I think that you missed the point of JPA. With JPA, you're not supposed to write queries to insert, update or delete persistent objects, JPA will generate them for you.
So, what you need to do is to create domain objects and to annotate them to make them "persistable" (such annotated objects are called entities) and tell the JPA engine how to "map" them to your database. Let me try to show you the right path...
First, create a Voter
domain object and add JPA annotations (an entity class must be annotated with the Entity
annotation, must have a no-arg constructor, must implement Serializable
, must have a primary key identified by the Id
annotation):
@Entity
public class Voter implements Serializable {
private Long id;
private String firstName;
private String lastName;
private String password;
// other attributes
// No-arg constructor
public Voter() {}
@Id @GeneratedValue // property access is used
public Long getId() { return this.id; }
protected void setId(Long id) { this.id = id; }
// other getters, setters, equals, hashCode
}
I'm using JPA's defaults here (default table name, column name, etc). But this can be customized using the Table
or Column
annotations if you need to map your entity to an existing model.

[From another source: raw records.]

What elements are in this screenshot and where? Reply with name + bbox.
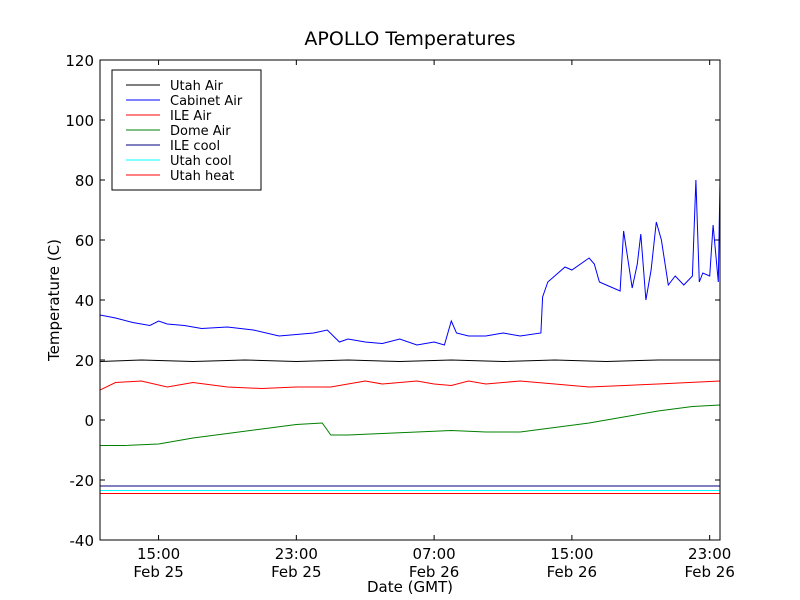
legend-label: Utah heat: [170, 169, 234, 184]
x-tick-date-label: Feb 25: [271, 563, 321, 581]
x-tick-time-label: 23:00: [275, 545, 318, 563]
y-tick-label: 40: [75, 292, 94, 310]
legend-label: ILE cool: [170, 139, 220, 154]
legend-label: Utah Air: [170, 79, 223, 94]
y-axis-label: Temperature (C): [45, 239, 63, 362]
x-tick-time-label: 07:00: [412, 545, 455, 563]
y-tick-label: 100: [65, 112, 94, 130]
series-line-dome-air: [100, 404, 720, 446]
legend-label: ILE Air: [170, 109, 212, 124]
x-tick-time-label: 15:00: [550, 545, 593, 563]
x-tick-date-label: Feb 26: [684, 563, 734, 581]
y-tick-label: 0: [84, 412, 94, 430]
legend-label: Dome Air: [170, 124, 231, 139]
series-line-cabinet-air: [100, 179, 720, 346]
series-line-utah-air: [100, 359, 720, 363]
y-tick-label: -40: [70, 532, 95, 550]
y-tick-label: 60: [75, 232, 94, 250]
legend-label: Cabinet Air: [170, 94, 243, 109]
x-tick-time-label: 15:00: [137, 545, 180, 563]
y-tick-label: 80: [75, 172, 94, 190]
x-tick-date-label: Feb 25: [133, 563, 183, 581]
y-tick-label: -20: [70, 472, 95, 490]
chart-title: APOLLO Temperatures: [304, 28, 515, 50]
x-tick-time-label: 23:00: [688, 545, 731, 563]
legend-label: Utah cool: [170, 154, 232, 169]
series-layer: [100, 179, 720, 494]
y-tick-label: 120: [65, 52, 94, 70]
y-tick-label: 20: [75, 352, 94, 370]
series-line-ile-air: [100, 380, 720, 391]
x-axis-label: Date (GMT): [367, 578, 453, 596]
x-tick-date-label: Feb 26: [409, 563, 459, 581]
x-tick-date-label: Feb 26: [547, 563, 597, 581]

Then, create a new instance and set the various attributes:
Voter voter = new Voter();
voter.setFirstName(firstName);
voter.setLastName(lastName);
...
And persist it:
em.getTransaction().begin();
em.persist(voter);
em.getTransaction().commit();
This is just a short introduction, JPA can't be covered in one answer. To go further, I suggest to check the Introduction to the Java Persistence API from the Java EE 5 Tutorial.
Update: In a managed component, for example an EJB, the EntityManager
is typically injected and transactions are managed by the container (i.e. you don't explicitly call begin/commit
). In your case, my bet is that the EntityManager
isn't successfully injected and calling any method on it results in a NPE. But that's just a guess, you need to provide more details. What is the line 39 of your EJB? How is the EntityManager
annotated? What does your persistence.xml
looks like? Please update your question with the relevant details.